Visualizzazione post con etichetta Marías. Mostra tutti i post
Visualizzazione post con etichetta Marías. Mostra tutti i post

giovedì, novembre 11, 2004

Quando le cose finiscono

Quando le cose finiscono ormai hanno un loro numero e il mondo dipende allora dai suoi relatori, ma per poco tempo e non del tutto, non si esce mai del tutto dall'ombra, gli altri non finiscono mai e c'è sempre qualcuno per cui si racchiude un mistero. [...]
E quanto poco rimane di ogni individuo nel tempo inutile come la neve scivolosa, di quanto poco rimane traccia, e di quel poco tanto si tace, e di quello che non si tace si ricorda dopo solo una parte minima, e per poco tempo: mentre viaggiamo verso il nostro sfumare lentamente per transitare soltanto alla schiena o al rovescio di quel tempo, dove non si può continuare a pensare se non si può continuare a prendere commiato: "Addio risate e addio oltraggi. Non vi vedrò più, né voi mi vedrete. E addio ardore, addio ricordi".

Javier Marías, Domani nella battaglia pensa a me



(un paio di sere fa D. mi chiedeva come mai non avessi mai acceso la candela di Gerusalemme. Eccola.)

mercoledì, novembre 12, 2003

Come neve sulle spalle

"Così sopportiamo i secoli e così niente diminuisce né finisce mai, tutto si contagia, niente ci lascia andare. E questo tutto ci va scorrendo come neve sulle spalle, sdrucciolevole e placida, solo che è neve che viaggia nel tempo, e più in là di noi, e che forse mai si ferma".

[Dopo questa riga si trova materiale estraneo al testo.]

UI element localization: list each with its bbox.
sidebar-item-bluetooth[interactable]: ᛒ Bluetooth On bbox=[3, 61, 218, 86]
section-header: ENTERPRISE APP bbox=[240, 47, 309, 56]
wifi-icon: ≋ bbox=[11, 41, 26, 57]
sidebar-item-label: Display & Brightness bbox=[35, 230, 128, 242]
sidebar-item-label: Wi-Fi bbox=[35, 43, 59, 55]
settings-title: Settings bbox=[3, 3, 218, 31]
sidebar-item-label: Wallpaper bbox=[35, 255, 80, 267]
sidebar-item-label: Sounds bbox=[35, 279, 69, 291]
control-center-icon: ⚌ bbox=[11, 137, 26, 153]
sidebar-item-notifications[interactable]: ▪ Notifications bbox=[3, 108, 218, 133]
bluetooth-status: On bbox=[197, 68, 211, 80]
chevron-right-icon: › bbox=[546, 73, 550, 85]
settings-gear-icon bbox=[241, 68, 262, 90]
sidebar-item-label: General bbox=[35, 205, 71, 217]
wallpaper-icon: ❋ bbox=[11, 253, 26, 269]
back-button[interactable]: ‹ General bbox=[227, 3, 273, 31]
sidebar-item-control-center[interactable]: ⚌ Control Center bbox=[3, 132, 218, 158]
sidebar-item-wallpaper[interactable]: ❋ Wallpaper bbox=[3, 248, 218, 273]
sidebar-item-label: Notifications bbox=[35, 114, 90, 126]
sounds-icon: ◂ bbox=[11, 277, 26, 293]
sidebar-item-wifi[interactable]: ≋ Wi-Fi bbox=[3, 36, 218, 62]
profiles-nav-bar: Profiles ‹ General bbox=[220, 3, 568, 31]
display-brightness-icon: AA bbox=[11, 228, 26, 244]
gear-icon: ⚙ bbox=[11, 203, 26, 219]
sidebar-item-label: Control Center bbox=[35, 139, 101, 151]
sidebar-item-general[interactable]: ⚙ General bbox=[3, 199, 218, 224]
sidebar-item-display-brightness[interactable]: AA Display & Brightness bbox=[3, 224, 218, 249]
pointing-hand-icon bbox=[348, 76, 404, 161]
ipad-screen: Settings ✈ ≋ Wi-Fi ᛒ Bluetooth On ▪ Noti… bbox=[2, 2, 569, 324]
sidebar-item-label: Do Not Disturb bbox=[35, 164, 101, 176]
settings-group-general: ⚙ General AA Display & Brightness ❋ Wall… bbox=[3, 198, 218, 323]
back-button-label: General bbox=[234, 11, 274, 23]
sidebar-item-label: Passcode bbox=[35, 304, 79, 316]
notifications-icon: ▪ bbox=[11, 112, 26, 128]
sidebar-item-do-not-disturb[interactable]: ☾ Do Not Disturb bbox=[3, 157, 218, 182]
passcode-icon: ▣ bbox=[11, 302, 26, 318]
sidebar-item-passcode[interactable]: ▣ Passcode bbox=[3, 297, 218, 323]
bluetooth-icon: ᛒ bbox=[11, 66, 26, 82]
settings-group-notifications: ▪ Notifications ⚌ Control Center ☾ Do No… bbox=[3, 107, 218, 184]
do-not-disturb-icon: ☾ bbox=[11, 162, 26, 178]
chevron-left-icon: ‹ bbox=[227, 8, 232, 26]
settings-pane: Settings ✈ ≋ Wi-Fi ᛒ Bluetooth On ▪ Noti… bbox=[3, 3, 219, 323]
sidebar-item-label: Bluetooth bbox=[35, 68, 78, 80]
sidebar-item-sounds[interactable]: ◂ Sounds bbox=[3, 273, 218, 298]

Javier Marías, Il tuo volto domani

giovedì, maggio 29, 2003

O dramma o niente

"Abituati a vincere, abbiamo scoperto che perdere non finiva per ucciderci, e ciò ha il suo mistero. [...]
La prima lezione di ogni giocatore e di ogni allenatore dovrebbe essere questa: In questo gioco, se non c'è dramma non c'è niente. Se perdere o vincere una partita non viene vissuto come un evento cruciale e con una trama e una storia, con una svolta o una catastrofe, che riguarda il passato, il presente e il futuro, la dignità e il decoro e naturalmente la faccia con cui uno si alza l'indomani, allora lasciamo perdere e guardiamo in televisione le squadre degli altri con equanimità e tiepidamente (ben presto ci allontaneremmo da un programma così insulso). Il calcio è il circo dei nostri giorni, ma anche il teatro. Deve essere emozione, paura e tremito, desolazione o euforia".

Javier Marías, "Cuori così bianchi", Selvaggi e sentimentali.